# The New Tsuru Pics !!!!



## SR200 (Feb 2, 2004)

*http://members.cardomain.com/sr200

CHECK OUT THE PICS I NEED SOME IDEAS ON WHAT TYPE OF WHEELS !!!!*


----------



## whiteb14 (Jul 7, 2002)

bro... ur ride is super cleeeeeeean. i love b13 se-r's. i like the rotas u got on now. they flow good with the car.


----------



## dry (Oct 21, 2002)

sweet car man, looks good how it is!


----------



## JayL1967 (Apr 30, 2002)

nice and clean ride...good job


----------



## alexburke21 (Aug 19, 2002)

what's wrong with the absolutely beautiful wheels you already have on there?


----------



## SR200 (Feb 2, 2004)

Thanks For The Good Feed Back I Want To Get Biger Wheels Like Some 17x7 Wheels Or Some Thing.

If You Guys Need Any Tsuru Parts Let Me Know I Will Give You The Best Price.

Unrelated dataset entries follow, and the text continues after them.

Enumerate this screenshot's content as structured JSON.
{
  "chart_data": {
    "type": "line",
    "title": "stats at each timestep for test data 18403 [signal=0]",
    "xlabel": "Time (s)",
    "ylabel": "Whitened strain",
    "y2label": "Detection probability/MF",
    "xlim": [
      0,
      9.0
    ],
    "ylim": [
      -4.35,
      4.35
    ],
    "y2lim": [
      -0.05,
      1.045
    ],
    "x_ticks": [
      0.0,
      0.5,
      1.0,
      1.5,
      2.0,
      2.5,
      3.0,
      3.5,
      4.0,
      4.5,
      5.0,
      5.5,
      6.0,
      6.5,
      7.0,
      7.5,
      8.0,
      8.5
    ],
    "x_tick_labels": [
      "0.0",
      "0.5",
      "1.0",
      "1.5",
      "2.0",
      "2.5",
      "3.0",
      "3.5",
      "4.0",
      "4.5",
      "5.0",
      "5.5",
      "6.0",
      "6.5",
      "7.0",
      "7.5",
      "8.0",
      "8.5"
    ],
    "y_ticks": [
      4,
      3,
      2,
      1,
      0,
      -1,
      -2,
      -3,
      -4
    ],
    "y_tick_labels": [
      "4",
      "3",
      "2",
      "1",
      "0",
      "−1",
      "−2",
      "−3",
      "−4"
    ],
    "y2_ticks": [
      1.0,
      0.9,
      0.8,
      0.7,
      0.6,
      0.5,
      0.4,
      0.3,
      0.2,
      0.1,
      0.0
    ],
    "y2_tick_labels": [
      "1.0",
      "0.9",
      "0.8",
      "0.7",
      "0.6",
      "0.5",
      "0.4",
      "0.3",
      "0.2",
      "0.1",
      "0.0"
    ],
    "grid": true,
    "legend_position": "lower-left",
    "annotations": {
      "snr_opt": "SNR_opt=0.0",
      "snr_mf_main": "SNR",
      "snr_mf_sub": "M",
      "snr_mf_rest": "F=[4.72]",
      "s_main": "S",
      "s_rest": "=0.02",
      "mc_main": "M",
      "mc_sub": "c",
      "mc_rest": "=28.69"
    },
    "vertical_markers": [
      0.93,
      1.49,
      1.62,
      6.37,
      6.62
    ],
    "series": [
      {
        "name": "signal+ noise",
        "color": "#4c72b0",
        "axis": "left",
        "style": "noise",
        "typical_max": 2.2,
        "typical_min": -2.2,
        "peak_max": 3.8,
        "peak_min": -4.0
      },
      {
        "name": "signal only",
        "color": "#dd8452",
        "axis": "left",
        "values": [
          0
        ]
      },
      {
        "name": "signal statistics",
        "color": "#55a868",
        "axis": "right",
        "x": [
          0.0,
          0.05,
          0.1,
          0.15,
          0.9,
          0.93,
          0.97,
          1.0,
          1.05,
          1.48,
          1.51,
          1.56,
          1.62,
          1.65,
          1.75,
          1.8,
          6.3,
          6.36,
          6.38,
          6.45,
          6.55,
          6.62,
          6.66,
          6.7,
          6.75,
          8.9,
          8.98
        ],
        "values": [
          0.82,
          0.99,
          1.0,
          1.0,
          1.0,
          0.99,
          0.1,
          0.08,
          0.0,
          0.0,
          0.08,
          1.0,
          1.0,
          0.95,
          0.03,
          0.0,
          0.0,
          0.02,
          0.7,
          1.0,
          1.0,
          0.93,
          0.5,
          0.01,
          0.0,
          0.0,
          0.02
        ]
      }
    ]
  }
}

I Have Headlights, Tails, Mats, Center Councels Just Like The One's 
On My Car. {Free Shipping In The U.S.}


----------



## snkee200sx (Aug 22, 2002)

dude keep the 15's. i used to own some 17's and now i just put on some 15x7 bronze slipstreams. i deffinitally like the 15's better


----------